Et dire qu’il suffisait de baisser de 2 ou 3 % la production de lait dans chaque ferme de l’Union Européenne pendant 6 mois, un an, pour que la crise soit stoppée nette, pour que l’on puisse mettre en place un outil de gestion de l’offre. Faut-il attendre la prochaine chute du prix du lait, vraisemblablement après l’été 2017, ou faut-il que les paysans décrochent leur enfant de la poutre pour enfin réagir ? Car cette agriculture industrielle qui consomme beaucoup plus de calories qu’elle n’en produit, là-aussi le bilan comptable est délirant, est condamnée à disparaître, ce n’est qu’une question de temps. Mais nous pouvons encore réagir.
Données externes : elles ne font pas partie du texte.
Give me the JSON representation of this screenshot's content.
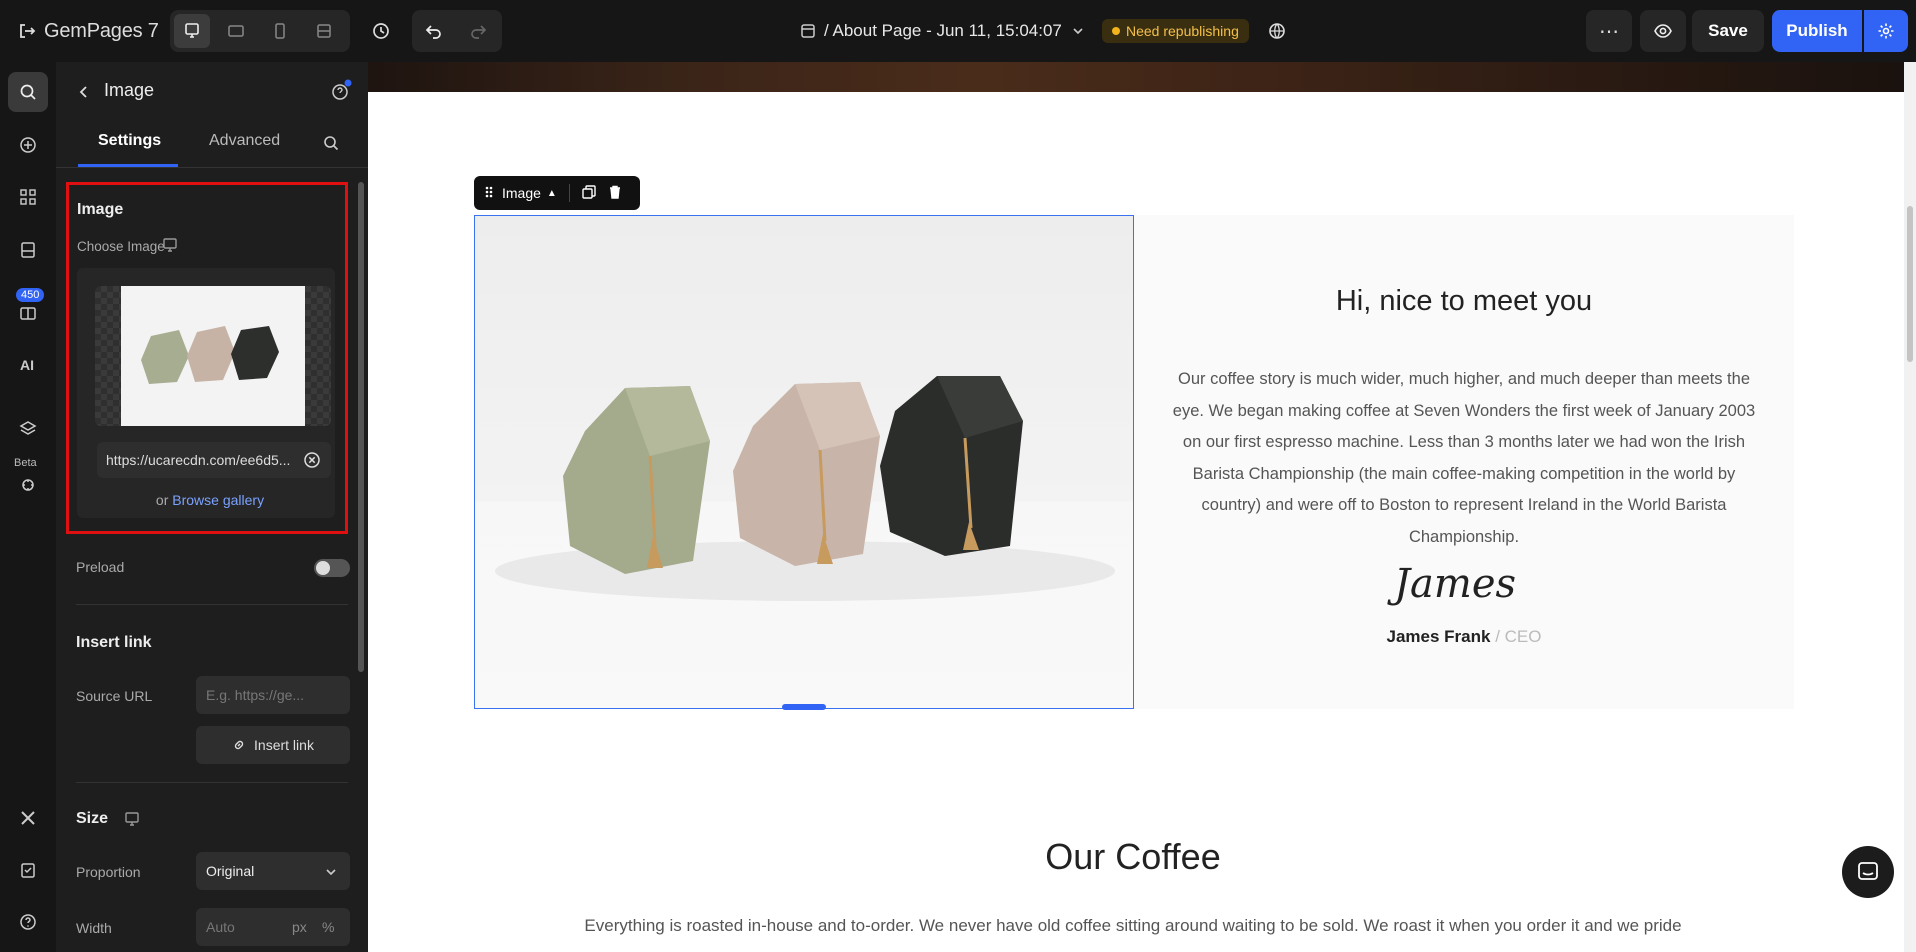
{
  "header": {
    "brand": "GemPages 7",
    "page_title": "/ About Page - Jun 11, 15:04:07",
    "status_badge": "Need republishing",
    "save_label": "Save",
    "publish_label": "Publish"
  },
  "rail": {
    "library_count": "450",
    "beta_label": "Beta"
  },
  "panel": {
    "title": "Image",
    "tabs": [
      "Settings",
      "Advanced"
    ],
    "image_section": {
      "title": "Image",
      "choose_label": "Choose Image",
      "url_value": "https://ucarecdn.com/ee6d5...",
      "browse_prefix": "or",
      "browse_link": "Browse gallery"
    },
    "preload_label": "Preload",
    "preload_on": false,
    "insert_link": {
      "title": "Insert link",
      "source_label": "Source URL",
      "source_placeholder": "E.g. https://ge...",
      "button": "Insert link"
    },
    "size": {
      "title": "Size",
      "proportion_label": "Proportion",
      "proportion_value": "Original",
      "width_label": "Width",
      "width_placeholder": "Auto",
      "unit_px": "px",
      "unit_pct": "%"
    }
  },
  "canvas": {
    "toolbar_label": "Image",
    "heading": "Hi, nice to meet you",
    "story": "Our coffee story is much wider, much higher, and much deeper than meets the eye. We began making coffee at Seven Wonders the first week of January 2003 on our first espresso machine. Less than 3 months later we had won the Irish Barista Championship (the main coffee-making competition in the world by country) and were off to Boston to represent Ireland in the World Barista Championship.",
    "signature_text": "James",
    "author_name": "James Frank",
    "author_sep": " / ",
    "author_role": "CEO",
    "section_title": "Our Coffee",
    "section_text": "Everything is roasted in-house and to-order. We never have old coffee sitting around waiting to be sold. We roast it when you order it and we pride"
  },
  "colors": {
    "accent": "#3163f5",
    "highlight_border": "#e01010",
    "badge_text": "#f3c04a"
  }
}
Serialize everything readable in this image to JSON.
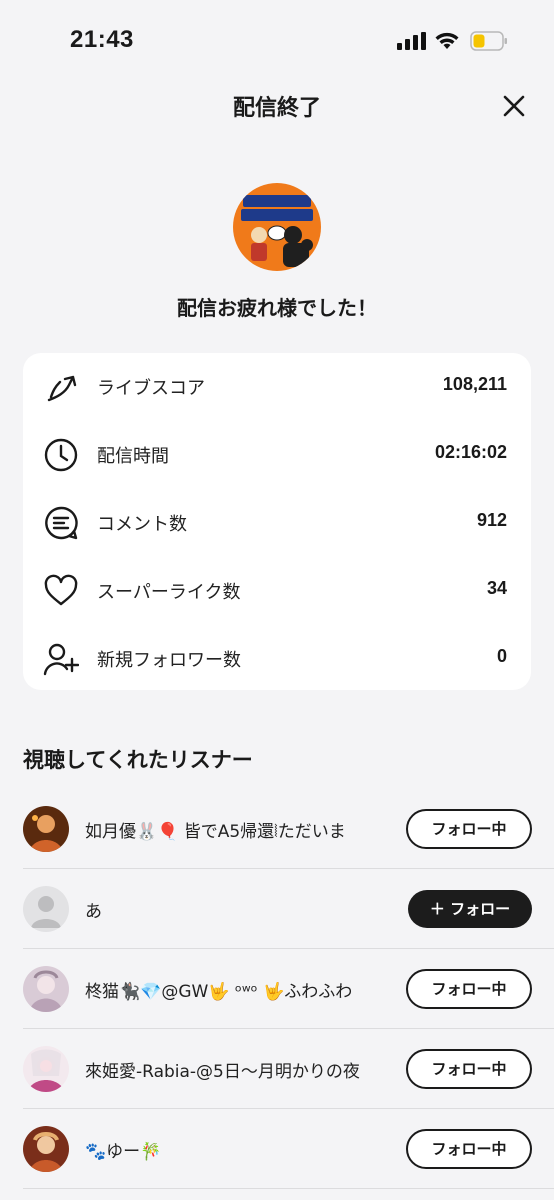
{
  "status_bar": {
    "time": "21:43"
  },
  "header": {
    "title": "配信終了"
  },
  "stream": {
    "thanks_message": "配信お疲れ様でした！"
  },
  "stats": [
    {
      "icon": "live-score-icon",
      "label": "ライブスコア",
      "value": "108,211"
    },
    {
      "icon": "clock-icon",
      "label": "配信時間",
      "value": "02:16:02"
    },
    {
      "icon": "comment-icon",
      "label": "コメント数",
      "value": "912"
    },
    {
      "icon": "heart-icon",
      "label": "スーパーライク数",
      "value": "34"
    },
    {
      "icon": "add-user-icon",
      "label": "新規フォロワー数",
      "value": "0"
    }
  ],
  "listeners_section": {
    "title": "視聴してくれたリスナー"
  },
  "listeners": [
    {
      "name": "如月優🐰🎈 皆でA5帰還⦚ただいま",
      "button": "フォロー中",
      "following": true,
      "avatar_color": "#7a3a12"
    },
    {
      "name": "あ",
      "button": "＋ フォロー",
      "following": false,
      "avatar_color": "#d8d8d8"
    },
    {
      "name": "柊猫🐈‍⬛💎@GW🤟 ᵒʷᵒ 🤟ふわふわ",
      "button": "フォロー中",
      "following": true,
      "avatar_color": "#c9b8c8"
    },
    {
      "name": "來姫愛-Rabia-@5日〜月明かりの夜",
      "button": "フォロー中",
      "following": true,
      "avatar_color": "#b04a7a"
    },
    {
      "name": "🐾ゆー🎋",
      "button": "フォロー中",
      "following": true,
      "avatar_color": "#9a4a2a"
    }
  ],
  "colors": {
    "background": "#f4f4f6",
    "card": "#ffffff",
    "button_dark": "#1c1c1c",
    "thumbnail_orange": "#f07a1a"
  }
}
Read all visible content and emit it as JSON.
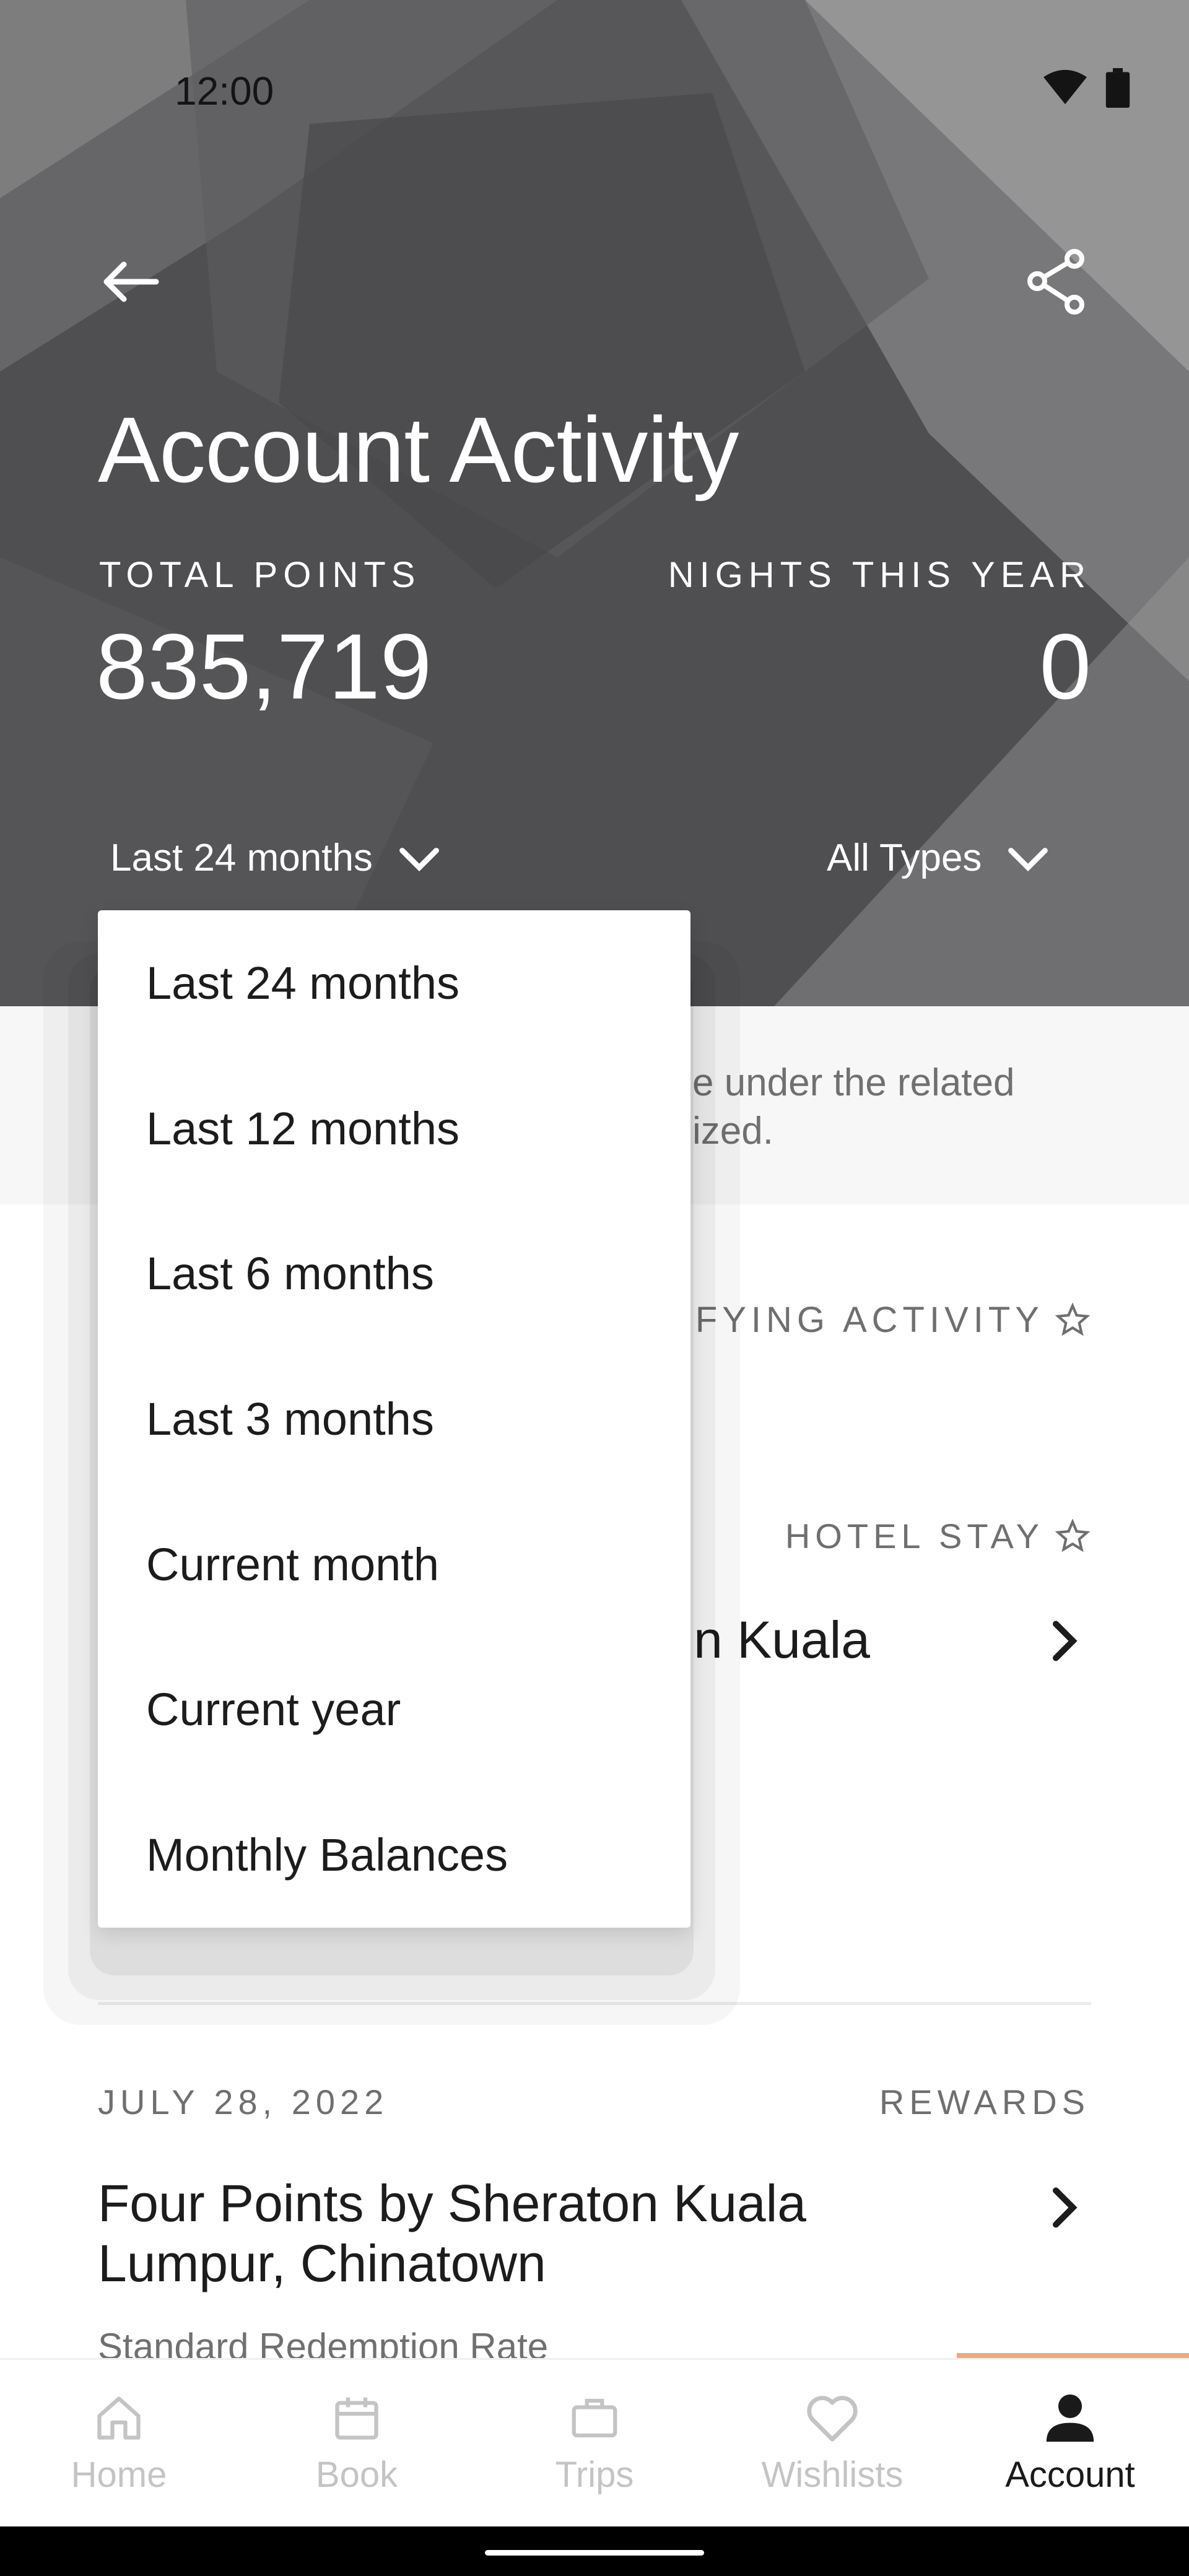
{
  "status_bar": {
    "time": "12:00",
    "icons": [
      "wifi-icon",
      "battery-icon"
    ]
  },
  "header": {
    "title": "Account Activity",
    "total_points_label": "TOTAL POINTS",
    "total_points_value": "835,719",
    "nights_label": "NIGHTS THIS YEAR",
    "nights_value": "0",
    "period_filter": "Last 24 months",
    "type_filter": "All Types"
  },
  "notice": {
    "text": "e under the related\nized."
  },
  "section": {
    "qualifying_label": "IFYING ACTIVITY"
  },
  "activities": [
    {
      "date": "",
      "type": "HOTEL STAY",
      "title": "n Kuala",
      "subtitle": ""
    },
    {
      "date": "JULY 28, 2022",
      "type": "REWARDS",
      "title": "Four Points by Sheraton Kuala Lumpur, Chinatown",
      "subtitle": "Standard Redemption Rate"
    }
  ],
  "dropdown": {
    "options": [
      "Last 24 months",
      "Last 12 months",
      "Last 6 months",
      "Last 3 months",
      "Current month",
      "Current year",
      "Monthly Balances"
    ]
  },
  "bottom_nav": {
    "items": [
      {
        "label": "Home",
        "icon": "home-icon"
      },
      {
        "label": "Book",
        "icon": "calendar-icon"
      },
      {
        "label": "Trips",
        "icon": "briefcase-icon"
      },
      {
        "label": "Wishlists",
        "icon": "heart-icon"
      },
      {
        "label": "Account",
        "icon": "person-icon"
      }
    ],
    "active": "Account"
  },
  "colors": {
    "accent": "#f0a583",
    "header_bg": "#5a5a5c"
  }
}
Oui, quand les paysans arrêteront d’être pour des cons pris, oui, quand les paysans auront compris tout cela et bien d’autres choses, oui, quand les paysans auront compris qu’ils ont été trompés et trahis, et je pense qu’il n’est pas trop tard, alors nous pourront changer de direction. Tout est possible, il faut juste agir !
Pierrick Berthou
paysan de Quimperlé, Finistère
En savoir plus, articles du même auteur : https://wikiagri.fr/articles/vous-avez-dit-280-/6642 (vous avez dit 280 ?) ; https://wikiagri.fr/articles/ma-grand-mere-me-disait/10550 (ma grand-mère me disait…).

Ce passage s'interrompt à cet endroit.